"They were called Prairie Schooners," Kit says.
This car's first owner - a farmer, who never drove it and instead used a chauffeur - parked it in his barn in 1923, and there it stayed until the second owner bought it in 1964, in complete and presumably running condition, if in need of a clean and tidy.
It's since had a new roof top, seat covers, woodwork and paint, but the fixtures and fittings, the running gear and engine are mostly original, although tidied and maintained. The leather straps encasing the roof brace cables are well oiled and fastened by meticulously clean nickel fittings.
"The roof acts like a parachute so I usually roll up the rear blind," Kit says, before showing me the original Jiffy storm curtains, the "clear" panels now too browned with age to see out of.
Kit imported the car from the US in 2007, stumbling upon it when researching some family history. It had been in a museum for 15 years, but the collection of 70 vehicles was being sold after its owner was jailed for "inland revenue sins".
The car is powered by a six-cylinder 37kW (50hp) engine that features a wee funnel arrangement next to each spark plug, which you prime by filling with petrol to assist winter starts. "The car came in left-hand or right-hand drive and the engine used was completely different, a mirror image casting. The exhaust manifold is a cast part of the engine, it's a huge casting," he says, patting it. No wonder the motor alone weighs nearly half a ton.
There's a three-speed crash gearbox "so you double declutch for everything", with the transaxle out the back - visible by lifting the carpet and the solid oak trapdoor beneath it.
Kit Maxwell bought the car from a museum that had been forced to close.
Kit climbs up through the passenger door - the driver's side is obstructed by the vertical gear-change and park brake levers - and after pressurising the fuel tank via the vertical lever by his left knee, he fires her up with ease.
Then I climb up, the door closes with a satisfying thunk (metal sprung dampers stop it from rattling), he releases the brake, and we're off.
Talk about a commanding driving position, you look down on everything, but it seems relatively easy to drive, once you get used to the quirks.
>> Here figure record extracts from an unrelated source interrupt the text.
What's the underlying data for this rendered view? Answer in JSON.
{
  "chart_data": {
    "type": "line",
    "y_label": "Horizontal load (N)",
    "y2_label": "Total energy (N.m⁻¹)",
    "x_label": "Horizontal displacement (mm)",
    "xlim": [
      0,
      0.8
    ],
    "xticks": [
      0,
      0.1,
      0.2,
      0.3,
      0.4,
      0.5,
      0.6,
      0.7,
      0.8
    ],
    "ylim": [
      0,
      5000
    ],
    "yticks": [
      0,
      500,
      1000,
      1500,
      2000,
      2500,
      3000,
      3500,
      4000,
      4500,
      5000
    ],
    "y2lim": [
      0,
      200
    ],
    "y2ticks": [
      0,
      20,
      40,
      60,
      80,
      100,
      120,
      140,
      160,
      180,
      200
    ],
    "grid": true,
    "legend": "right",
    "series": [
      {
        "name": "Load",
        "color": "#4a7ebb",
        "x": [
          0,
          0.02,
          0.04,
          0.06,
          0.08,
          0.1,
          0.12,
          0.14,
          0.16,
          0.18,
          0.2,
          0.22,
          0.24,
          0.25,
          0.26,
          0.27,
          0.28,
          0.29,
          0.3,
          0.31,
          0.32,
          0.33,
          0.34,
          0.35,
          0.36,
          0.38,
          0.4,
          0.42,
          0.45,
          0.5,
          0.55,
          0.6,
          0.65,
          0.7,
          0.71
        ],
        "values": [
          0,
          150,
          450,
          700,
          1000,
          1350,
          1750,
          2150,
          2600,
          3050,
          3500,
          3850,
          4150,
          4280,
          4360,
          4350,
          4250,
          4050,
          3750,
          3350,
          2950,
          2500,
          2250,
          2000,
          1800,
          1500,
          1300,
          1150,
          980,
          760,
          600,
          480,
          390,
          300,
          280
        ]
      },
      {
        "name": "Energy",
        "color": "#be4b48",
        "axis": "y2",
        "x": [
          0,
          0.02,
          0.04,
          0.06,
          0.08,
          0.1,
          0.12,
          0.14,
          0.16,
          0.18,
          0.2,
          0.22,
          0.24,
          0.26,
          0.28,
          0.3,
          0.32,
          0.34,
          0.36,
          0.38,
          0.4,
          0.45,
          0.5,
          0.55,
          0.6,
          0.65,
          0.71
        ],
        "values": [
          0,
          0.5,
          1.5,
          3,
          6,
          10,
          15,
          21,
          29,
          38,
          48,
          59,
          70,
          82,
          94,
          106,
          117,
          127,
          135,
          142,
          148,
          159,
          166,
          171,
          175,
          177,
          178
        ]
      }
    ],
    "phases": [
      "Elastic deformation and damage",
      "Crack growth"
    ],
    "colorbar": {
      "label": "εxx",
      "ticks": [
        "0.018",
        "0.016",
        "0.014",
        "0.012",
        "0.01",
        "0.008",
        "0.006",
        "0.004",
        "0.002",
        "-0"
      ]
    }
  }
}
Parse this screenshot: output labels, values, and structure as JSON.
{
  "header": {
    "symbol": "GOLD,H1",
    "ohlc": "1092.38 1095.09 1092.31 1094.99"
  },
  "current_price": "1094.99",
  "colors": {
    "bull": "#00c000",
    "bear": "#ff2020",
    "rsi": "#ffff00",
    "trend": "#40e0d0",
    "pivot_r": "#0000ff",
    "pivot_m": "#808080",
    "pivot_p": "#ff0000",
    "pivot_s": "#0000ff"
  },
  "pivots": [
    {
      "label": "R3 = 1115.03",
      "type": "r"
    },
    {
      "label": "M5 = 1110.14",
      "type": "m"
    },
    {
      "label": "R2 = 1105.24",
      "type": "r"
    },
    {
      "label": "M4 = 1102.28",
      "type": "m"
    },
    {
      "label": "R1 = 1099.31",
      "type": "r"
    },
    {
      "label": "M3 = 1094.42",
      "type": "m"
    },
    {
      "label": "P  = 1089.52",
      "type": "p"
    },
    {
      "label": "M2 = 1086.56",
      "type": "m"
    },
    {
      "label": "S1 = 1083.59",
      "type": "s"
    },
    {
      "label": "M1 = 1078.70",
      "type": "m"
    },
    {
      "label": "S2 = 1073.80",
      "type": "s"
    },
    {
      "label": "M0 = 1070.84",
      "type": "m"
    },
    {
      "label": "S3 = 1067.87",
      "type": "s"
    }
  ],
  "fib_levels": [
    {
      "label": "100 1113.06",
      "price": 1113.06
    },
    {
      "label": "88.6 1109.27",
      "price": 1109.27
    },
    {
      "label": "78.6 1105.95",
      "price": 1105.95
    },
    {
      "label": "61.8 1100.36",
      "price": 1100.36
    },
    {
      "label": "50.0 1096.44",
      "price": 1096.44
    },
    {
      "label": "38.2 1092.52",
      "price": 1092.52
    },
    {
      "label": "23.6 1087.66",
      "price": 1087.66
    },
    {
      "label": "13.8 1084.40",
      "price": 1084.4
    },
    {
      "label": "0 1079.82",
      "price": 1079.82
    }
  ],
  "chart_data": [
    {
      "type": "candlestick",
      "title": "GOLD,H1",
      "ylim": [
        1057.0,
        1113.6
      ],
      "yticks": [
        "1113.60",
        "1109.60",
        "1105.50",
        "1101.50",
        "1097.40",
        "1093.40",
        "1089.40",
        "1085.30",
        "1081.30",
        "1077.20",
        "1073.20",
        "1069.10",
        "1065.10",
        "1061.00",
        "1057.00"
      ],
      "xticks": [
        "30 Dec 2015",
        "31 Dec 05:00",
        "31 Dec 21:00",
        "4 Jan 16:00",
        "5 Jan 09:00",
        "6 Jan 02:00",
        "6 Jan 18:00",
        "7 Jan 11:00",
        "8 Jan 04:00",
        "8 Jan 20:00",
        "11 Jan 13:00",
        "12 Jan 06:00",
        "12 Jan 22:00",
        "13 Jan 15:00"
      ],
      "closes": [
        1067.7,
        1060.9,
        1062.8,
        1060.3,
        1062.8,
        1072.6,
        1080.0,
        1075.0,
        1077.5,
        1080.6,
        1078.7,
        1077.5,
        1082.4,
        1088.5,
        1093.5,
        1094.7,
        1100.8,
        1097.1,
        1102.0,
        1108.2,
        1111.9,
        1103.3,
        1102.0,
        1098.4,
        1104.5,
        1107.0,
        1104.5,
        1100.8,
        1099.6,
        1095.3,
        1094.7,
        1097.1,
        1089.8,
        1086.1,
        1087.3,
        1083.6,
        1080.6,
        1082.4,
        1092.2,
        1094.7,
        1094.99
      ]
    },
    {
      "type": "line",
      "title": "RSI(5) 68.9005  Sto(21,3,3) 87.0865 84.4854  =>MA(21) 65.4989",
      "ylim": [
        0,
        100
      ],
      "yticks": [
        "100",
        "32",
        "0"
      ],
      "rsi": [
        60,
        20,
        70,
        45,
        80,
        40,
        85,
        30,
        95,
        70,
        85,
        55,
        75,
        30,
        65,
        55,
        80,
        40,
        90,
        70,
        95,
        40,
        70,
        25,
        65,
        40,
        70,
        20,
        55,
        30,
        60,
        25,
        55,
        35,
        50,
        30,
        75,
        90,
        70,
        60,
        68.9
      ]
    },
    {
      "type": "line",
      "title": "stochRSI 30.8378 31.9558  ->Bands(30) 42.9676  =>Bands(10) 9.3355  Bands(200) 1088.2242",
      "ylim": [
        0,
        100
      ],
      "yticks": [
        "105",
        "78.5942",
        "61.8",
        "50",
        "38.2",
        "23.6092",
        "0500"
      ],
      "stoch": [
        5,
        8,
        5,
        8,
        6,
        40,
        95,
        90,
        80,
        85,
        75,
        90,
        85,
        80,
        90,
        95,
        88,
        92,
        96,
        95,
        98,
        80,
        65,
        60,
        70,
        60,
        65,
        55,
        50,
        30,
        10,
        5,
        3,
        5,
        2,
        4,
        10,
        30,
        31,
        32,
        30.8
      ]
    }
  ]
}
There are two dials on the steering wheel, one the hand throttle, the other the magneto advance and retard - full advance for the motorway, retard for hill work or round town. And on the steering column, just behind the wheel, there's the choke, "and the carb flooding tickler for cold starts".
The rest of the controls are on the floor - the oil indicator and light switch, the amp meter and petrol tank pressure dial, the odo "which lies like hell" and clock, the exhaust bypass "to make more noise" and the coil starting switch, the starter and of course the clutch, footbrake and accelerator - the cigar lighter was missing when he bought it.
A fire extinguisher is the only modern touch to the interior
It sounds complicated, but most of it can be ignored during everyday driving, and he uses it several times a month in the summer, sometimes just for the supermarket shop. It must cause a stir in the Pak 'n' Save carpark.
Hitting a speed bump we bounce entertainingly for some distance - the suspension's effectively cart springs with no shock absorbers. It'll do 80km/h, he says, and he should know -- it's been all over the upper North Island, those 37kW propelling 1.9 tonnes with surprising ease. It stops rather well via 432mm drum brakes, too.
Kit's got the original brochure. It was US$1975 new, it says, and "the sweetest-running thing on wheels".
I was impressed by Kit's easy gear changes but he's cheated, he says, replacing the clutch's leather facing with a composite lining.
Factory's 97 years
Maxwell Automobiles was founded in 1905 by Jonathan Dixon Maxwell - formerly of Oldsmobile - and the Briscoe brothers, and in 1907 built what was then the largest car factory in the world, in New Castle, Indiana.
In 1910 it merged with Gray, Brush, Columbia and Stoddard-Dayton.
The company went into receivership in 1912 and was bought by Walter Flanders - ex EMF and Studebaker - who branded all the cars as Maxwell and moved the company to Detroit.
Walter Chrysler bought into it in the 1920s, forming Chrysler Corporation in 1925.
Maxwell was duly absorbed, though it is credited with spawning the first Plymouth, and that first Indiana factory continued building Chryslers until its closure in 2004.